Tianqi holds a bachelor’s degree in Computer Science from Shanghai Jiao Tong University, where he was a member of ACM Class, now part of Zhiyuan College in SJTU. He did his master’s degree at Changhai Jiao Tong University in China on Apex Data and Knowledge Management before joining the University of Washington as a PhD. He has had several prestigious internships and has been a visiting scholar including: Google on the Brain Team, at Graphlab authoring the boosted tree and neural net toolkit, at Microsoft Research Asia in the Machine Learning Group, and the Digital Enterprise Institute in Galway Ireland. What really excites Tianqi is what processes and goals can be enabled when we bring advanced learning techniques and systems together. He pushes the envelope on deep learning, knowledge transfer and lifelong learning. His PhD is supported by a Google PhD Fellowship.

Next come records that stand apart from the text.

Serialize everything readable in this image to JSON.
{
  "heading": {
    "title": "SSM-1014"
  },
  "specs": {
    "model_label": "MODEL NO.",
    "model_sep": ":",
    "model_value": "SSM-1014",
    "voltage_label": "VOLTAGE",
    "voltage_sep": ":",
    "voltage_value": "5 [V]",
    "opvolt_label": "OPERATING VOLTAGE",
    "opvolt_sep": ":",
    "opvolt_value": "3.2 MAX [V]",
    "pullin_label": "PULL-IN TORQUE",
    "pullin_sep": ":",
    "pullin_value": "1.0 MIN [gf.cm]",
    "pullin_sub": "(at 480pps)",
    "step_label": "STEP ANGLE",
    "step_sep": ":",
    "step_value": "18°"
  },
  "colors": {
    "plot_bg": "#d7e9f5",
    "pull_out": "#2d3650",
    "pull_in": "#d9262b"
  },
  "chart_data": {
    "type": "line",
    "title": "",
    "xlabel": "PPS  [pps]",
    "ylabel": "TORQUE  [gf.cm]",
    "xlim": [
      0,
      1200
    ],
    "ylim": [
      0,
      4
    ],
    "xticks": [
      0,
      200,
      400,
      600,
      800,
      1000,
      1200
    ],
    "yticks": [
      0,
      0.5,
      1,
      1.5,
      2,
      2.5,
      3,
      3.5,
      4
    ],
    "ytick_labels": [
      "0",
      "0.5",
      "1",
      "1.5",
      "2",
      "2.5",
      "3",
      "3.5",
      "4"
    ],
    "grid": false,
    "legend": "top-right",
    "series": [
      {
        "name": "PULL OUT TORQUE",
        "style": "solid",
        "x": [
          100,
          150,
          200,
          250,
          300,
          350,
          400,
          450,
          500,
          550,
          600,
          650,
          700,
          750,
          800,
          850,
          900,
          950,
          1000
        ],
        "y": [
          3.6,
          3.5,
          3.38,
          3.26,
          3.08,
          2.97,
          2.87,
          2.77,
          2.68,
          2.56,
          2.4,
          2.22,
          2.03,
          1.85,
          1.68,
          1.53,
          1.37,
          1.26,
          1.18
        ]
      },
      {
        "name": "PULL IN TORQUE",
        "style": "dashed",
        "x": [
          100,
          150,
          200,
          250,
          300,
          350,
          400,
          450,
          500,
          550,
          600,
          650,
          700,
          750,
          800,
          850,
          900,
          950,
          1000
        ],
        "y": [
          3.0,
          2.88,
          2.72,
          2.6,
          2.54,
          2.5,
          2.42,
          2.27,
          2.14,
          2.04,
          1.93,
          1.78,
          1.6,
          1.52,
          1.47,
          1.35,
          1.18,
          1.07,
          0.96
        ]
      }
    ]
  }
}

Build Scalable and Modular Learning Systems:
Machine learning and data-driven approaches are becoming very important in many areas. There are one factors that drive these successful applications: scalable learning systems that learn the model of interest from large datasets. More importantly, the system needed to be designed in a modular way to work with existing ecosystem and improve users’ productivity environment. In this talk, I will talk about XGBoost and MXNet, two learning scalable and portable systems that I build. I will discuss how we can apply distributed computing, asynchronous scheduling and hardware acceleration to improve these systems, as well as how do they fit into bigger open-source ecosystem of machine learning.